A device whose measured vibration frequency, blade-tip amplitude, or coaptation diameter falls outside the declared tolerance fails the YY 1750-2020 type test and the production lot must be reworked.

YY/T 0644: measurement of the basic output characteristics

YY/T 0644 (the Chinese method standard for measuring the basic output characteristics of ultrasonic surgical systems) defines the test methods that produce the YY 1750-2020 declared values:

Output characteristic	Method
Vibration frequency	Measured at the hand-piece by an accelerometer, a laser-Doppler vibrometer, or by analysis of the generator drive current; reported in kHz
Blade-tip amplitude	Measured by a laser-Doppler vibrometer (Polytec, Polytec OFV series, or equivalent) focused on the blade tip under no-tissue-load conditions, in min / mid / max settings; reported in µm peak-to-peak
Output power	Measured by a calibrated ultrasonic power meter (a radiation-force balance or a calorimeter) under no-tissue-load conditions; reported in W
Tissue-load behaviour	The change in vibration frequency and amplitude as a tissue load is applied; characterised by the "load curve" of the device

The laser-Doppler vibrometer is the reference instrument for blade-tip amplitude measurement. The laser beam is focused on the polished blade tip; the Doppler shift of the reflected light, demodulated, gives the blade velocity, integrated to give the blade displacement with sub-micron resolution at the 55.5 kHz frequency. A typical measurement set-up is a Polytec OFV-5000 controller with an OFV-534 sensor head, mounted on a vibration-isolated optical table, with the hand-piece clamped in a fixture that replicates the surgical grip.

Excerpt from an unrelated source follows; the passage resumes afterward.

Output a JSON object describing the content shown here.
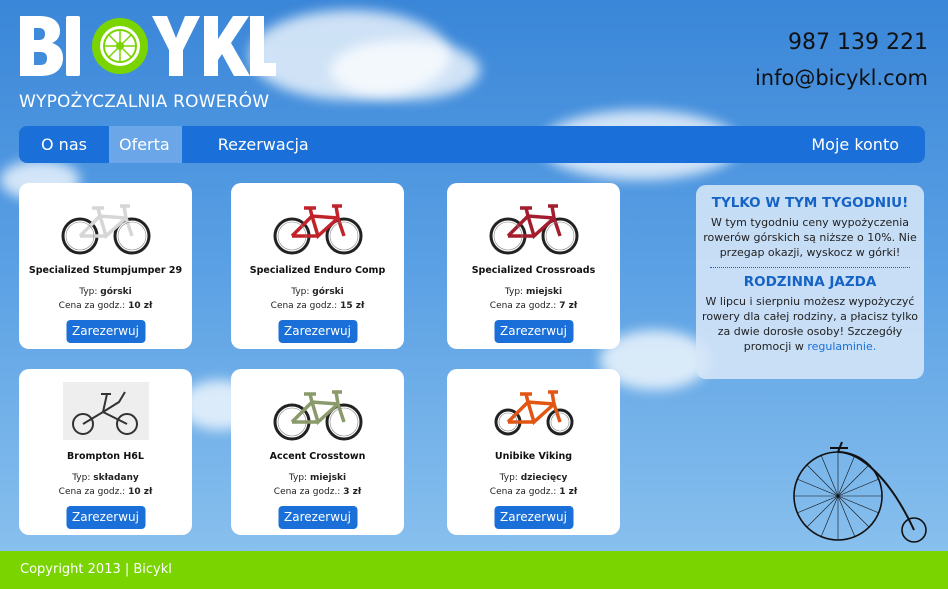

Electrical safety: GB 9706.1 and GB 9706.202

The generator of an ultrasonic scalpel is a medical electrical (ME) device and must satisfy:

• GB 9706.1-2020 (≡ IEC 60601-1) — general electrical safety: protective earth, leakage current, dielectric strength, mechanical hazards, thermal hazards, essential performance
• GB 9706.202-2021 (≡ IEC 60601-2-2) — particular requirements for high-frequency surgical equipment and high-frequency accessories, applicable where the ultrasonic system incorporates or is integrated with a high-frequency surgical output (the same generator that drives the ultrasonic hand-piece may also drive an electrosurgical pen)
• YY 9706.102-2021 (≡ IEC 60601-1-2) — electromagnetic compatibility (EMC) immunity and emissions

The electrical safety tests cover the enclosure leakage current, the patient leakage current (where the patient is connected to the device through the blade), the dielectric strength of the insulation, the protective-earth continuity, and the residual voltage after disconnection. The EMC tests cover immunity to ESD, radiated RF, EFT, surge, conducted disturbance, voltage dips, and radiated and conducted emissions per CISPR 11. A modern ultrasonic scalpel generator with a switch-mode power supply, a piezo-drive circuit, and a colour touch-screen must satisfy all of these.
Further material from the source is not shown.